Ainovo Novo7 Swordman
Definitely not designed solely to fool customers into thinking they're bought a Lenovo (cough), this Chinese brand decided to go all out, adding two Novos and a Swordman to its name.
If only they'd thought to replace the stylus with a sword, it would have sold to thousands of Game of Thrones fans. Next time Ainovo. Next time...
Oh, Pentax, what were you thinking?
This 6.1 megapixel digital snapper failed to set the world alight when it was released - probably because nobody could work out how to ask for it in a shop.

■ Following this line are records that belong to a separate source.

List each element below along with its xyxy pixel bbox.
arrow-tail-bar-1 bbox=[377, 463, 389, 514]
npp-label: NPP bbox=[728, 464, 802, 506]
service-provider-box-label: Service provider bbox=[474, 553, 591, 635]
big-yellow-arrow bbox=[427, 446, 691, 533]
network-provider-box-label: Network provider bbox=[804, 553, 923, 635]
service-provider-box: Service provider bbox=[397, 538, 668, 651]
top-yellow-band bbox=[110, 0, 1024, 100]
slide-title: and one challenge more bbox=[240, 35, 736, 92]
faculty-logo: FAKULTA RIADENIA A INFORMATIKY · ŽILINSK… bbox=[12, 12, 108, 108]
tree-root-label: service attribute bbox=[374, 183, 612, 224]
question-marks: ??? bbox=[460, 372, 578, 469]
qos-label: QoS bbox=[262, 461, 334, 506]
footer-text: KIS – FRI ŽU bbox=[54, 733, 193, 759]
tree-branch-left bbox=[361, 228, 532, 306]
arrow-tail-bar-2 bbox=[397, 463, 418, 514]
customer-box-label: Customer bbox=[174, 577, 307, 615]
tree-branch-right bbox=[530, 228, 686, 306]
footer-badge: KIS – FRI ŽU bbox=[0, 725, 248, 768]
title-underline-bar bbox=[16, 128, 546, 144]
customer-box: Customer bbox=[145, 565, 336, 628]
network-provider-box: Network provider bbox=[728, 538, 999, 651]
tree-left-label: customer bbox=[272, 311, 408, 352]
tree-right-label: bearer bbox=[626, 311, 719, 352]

D star ist? Dasterisk-ist? You decide.
Billed as the the definitive high-end home iPod player, the Tivoli iYiYi is a classic in the naming stakes - and probably sounded really good in the original pitch meeting. Where they might have been just a little bit drunk.
Still, it got a respectable four stars from What Hi-Fi, way back in 2007, so that's something, right?
While we could have included several delicacies from Samsung's range, a few products stand out.
Here's the Samsung Rant, perfect for those who tend to get in arguments on the phone.
Slamming its sliding QWERTY shut provided the kind of satisfaction that modern big-screened smartphones simply can't offer.
The Smiley is also a great example of what not to do when a company tries to jump on a craze - emoticons, in this case, really isn't a good idea.
Please Samsung, don't follow the trends. Otherwise we might see a Samsung Galaxy Twerk and lose all faith in humanity.
Just about every TV, ever
Let's play a game: real TV name, or wantonly stupid, made-up TV name?
TX-L60DT65B or WT-V900DT42S?
WZ-K50L5000 or 55LM960V?
50L2333 or X32+&*£ZZ?
And the answers are… actually, sod it, it really doesn't matter.
Image credit: April Killingsworth
We're black belt Googlers, but the only explanation we could find to explain the name of this headphone brand is that... well, there doesn't seem to be one.
Perhaps Fanny Wang was a name that appeared in the mists of a particulalry strong spiritual experience for its founders David Adam and Tim Hickman. Or maybe it's just a silly name that was chosen to stand out from the crowd.
Either way they've been praised for their decent sound and tight, heavy bass. And they look good too.